Test cases should adhere to the following guidelines, within reason:
* Individual test cases should be of the "microbenchmark" variety. They should test a single function, in as isolated an environment as possible.
* The "real work" must be done inside of the `using (iteration.StartMeasurement())` block. All extra work (setup, cleanup) should be done outside of this block, so as to not pollute the data being collected.
* Individual iterations of a test case should take from 100 milliseconds to 1 second. This is everything inside of the `using (iteration.StartMeasurement())` block.
* Test cases may need to use an "inner iteration" concept in order for individual invocations of the "outer iteration" to last from 100 ms to 1s. The example above shows this.

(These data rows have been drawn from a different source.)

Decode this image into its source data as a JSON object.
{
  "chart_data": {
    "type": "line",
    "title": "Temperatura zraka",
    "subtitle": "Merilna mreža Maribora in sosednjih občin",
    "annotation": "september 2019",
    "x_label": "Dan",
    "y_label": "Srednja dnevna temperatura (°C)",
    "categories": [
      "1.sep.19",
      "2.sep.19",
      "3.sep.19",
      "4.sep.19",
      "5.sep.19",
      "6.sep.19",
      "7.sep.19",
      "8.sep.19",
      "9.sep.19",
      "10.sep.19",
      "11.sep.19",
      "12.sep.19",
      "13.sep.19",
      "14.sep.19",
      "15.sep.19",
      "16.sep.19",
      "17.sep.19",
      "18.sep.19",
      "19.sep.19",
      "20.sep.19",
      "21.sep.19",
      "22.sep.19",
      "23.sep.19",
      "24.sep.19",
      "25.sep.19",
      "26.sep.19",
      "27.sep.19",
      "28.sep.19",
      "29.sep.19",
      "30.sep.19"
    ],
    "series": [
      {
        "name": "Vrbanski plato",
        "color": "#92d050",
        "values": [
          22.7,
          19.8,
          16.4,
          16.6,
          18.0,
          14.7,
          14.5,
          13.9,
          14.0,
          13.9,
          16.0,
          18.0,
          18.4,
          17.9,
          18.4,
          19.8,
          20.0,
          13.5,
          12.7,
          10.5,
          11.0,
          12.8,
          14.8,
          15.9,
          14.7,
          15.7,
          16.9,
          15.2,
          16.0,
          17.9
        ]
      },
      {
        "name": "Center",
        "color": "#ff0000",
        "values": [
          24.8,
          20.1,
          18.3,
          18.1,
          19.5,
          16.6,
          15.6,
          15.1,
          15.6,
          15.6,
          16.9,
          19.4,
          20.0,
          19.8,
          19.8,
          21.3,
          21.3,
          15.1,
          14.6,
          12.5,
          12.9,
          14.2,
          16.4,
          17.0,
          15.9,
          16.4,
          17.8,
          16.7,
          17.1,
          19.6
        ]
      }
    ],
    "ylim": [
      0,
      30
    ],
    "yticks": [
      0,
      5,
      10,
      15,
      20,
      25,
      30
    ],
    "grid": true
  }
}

* Some functions are prone to being entirely optimized out from test cases. For example, if the results of `Vector3.Add()` are not stored anywhere, then there are no observable side-effects, and the entire operation can be optimized out by the JIT. For operations which are susceptible to this, care must be taken to ensure that the operations are not entirely skipped. Try the following:
* Pass intermediate values to a volatile static field. This is done in the example code above.
* If the value is a struct, compute a value dependent on the structure, and store that in a volatile static field.
* There are two main ways to detect when a test case is being "optimized out":
* Look at the disassembly of the function (with the Visual Studio disassembler, for example).
* Observe unusual changes in the duration metric. If your test suddenly takes 1% of its previous time, odds are something has gone wrong.
* Before using intrinsic data types (int, string, etc) to represent value and reference types in your test, consider if the code under test is optimized for those types versus normal classes and structs.
* Also consider interfaces. For example, methods on ```List<T>``` using equality will be much faster on Ts that implement ```IEquatable<T>```.
Avoid the following performance test test anti-patterns:
* Tests for multiple methods which all end up calling the same final overload. This just adds noise and extra duplicate data to sift through.
* Having too many test cases which only differ by "input data". For example, testing the same operation on a collection with size 1, 10, 100, 1000, 10000, etc. This is a common pitfall when using `[Theory]` and `[InlineData]`. Instead, focus on the key scenarios and minimize the numbers of test cases. This results in less noise, less data to sift through, and less test maintenance cost.
* Performing more than a single operation in the "core test loop". There are times when this is necessary, but they are few and far between. Take extra care if you notice that your test case is doing too many things, and try to focus on creating a small, isolated microbenchmark.